1. Generate 100 random points and classify them:

```rng(0) % For reproducibility X = rand(100,1); Y = (abs(X - .55) > .4); tree = fitctree(X,Y); view(tree,'Mode','graph') ```

2. Prune the tree:

```tree1 = prune(tree,'Level',1); view(tree1,'Mode','graph') ```

The pruned tree correctly classifies observations that are less than 0.15 as `true`. It also correctly classifies observations between .15 and .94 as `false`. However, it incorrectly classifies observations that are greater than .94 as `false`. Therefore the score for observations that are greater than .15 should be about .05/.85=.06 for `true`, and about .8/.85=.94 for `false`.

3. Compute the prediction scores for the first 10 rows of `X`:

```[~,score] = predict(tree1,X(1:10)); [score X(1:10,:)] ```
```ans = 0.9059 0.0941 0.8147 0.9059 0.0941 0.9058 0 1.0000 0.1270 0.9059 0.0941 0.9134 0.9059 0.0941 0.6324 0 1.0000 0.0975 0.9059 0.0941 0.2785 0.9059 0.0941 0.5469 0.9059 0.0941 0.9575 0.9059 0.0941 0.9649 ```

Indeed, every value of `X` (the rightmost column) that is less than 0.15 has associated scores (the left and center columns) of `0` and `1`, while the other values of `X` have associated scores of `0.94` and `0.06`.

## Examples

collapse all

### Compute Number of Misclassified Observations

Find the total number of misclassifications of the Fisher iris data for a classification tree.

```load fisheriris tree = fitctree(meas,species); Ypredict = resubPredict(tree); % The predictions Ysame = strcmp(Ypredict,species); % True when == sum(~Ysame) % How many are different? ```
```ans = 3 ```

### Compare In-Sample Posterior Probabilities for Each Subtree

Load Fisher's iris data set. Partition the data into training (50%)

```load fisheriris ```

Grow a classification tree using the all petal measurements.

```Mdl = fitctree(meas(:,3:4),species); n = size(meas,1); % Sample size K = numel(Mdl.ClassNames); % Number of classes ```

View the classification tree.

```view(Mdl,'Mode','graph'); ```

The classification tree has four pruning levels. Level 0 is the full, unpruned tree (as displayed). Level 4 is just the root node (i.e., no splits).

Estimate the posterior probabilities for each class using the subtrees pruned to levels 1 and 3.

```[~,Posterior] = resubPredict(Mdl,'SubTrees',[1 3]); ```

`Posterior` is an `n`-by- `K`-by- 2 array of posterior probabilities.

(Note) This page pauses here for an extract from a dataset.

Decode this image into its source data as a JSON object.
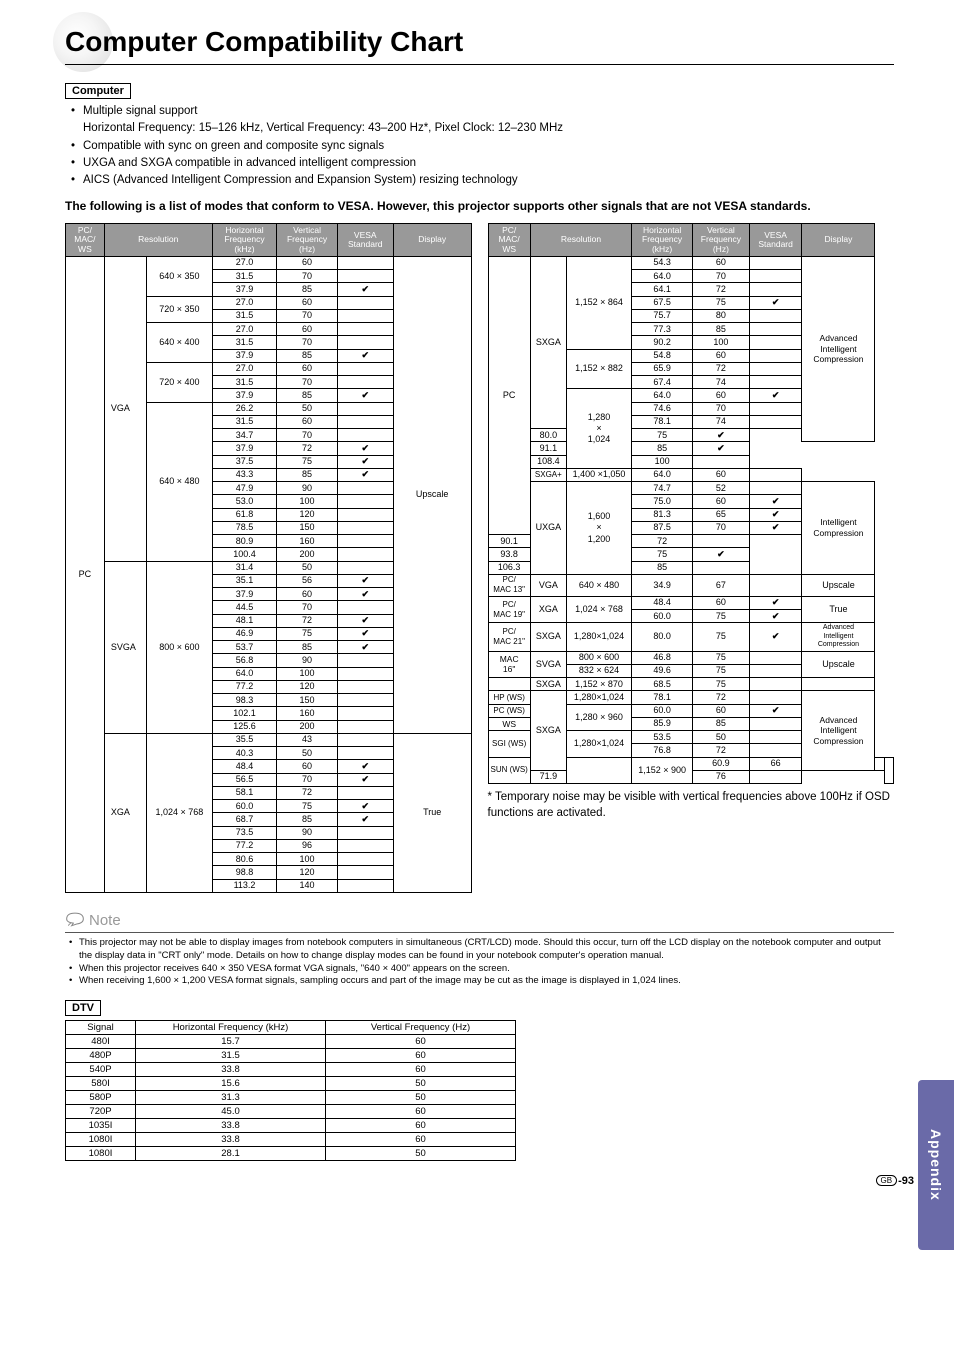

Rows of `Posterior` correspond to observations, columns correspond to the classes with order `Mdl.ClassNames`, and pages correspond to pruning level.

Display the class posterior probabilities for iris 125 using each subtree.

```Posterior(125,:,:) ```
```ans(:,:,1) = 0 0.0217 0.9783 ans(:,:,2) = 0 0.5000 0.5000 ```

The decision stump (page 2 of `Posterior`) has trouble predicting whether iris 125 is versicolor or virginica.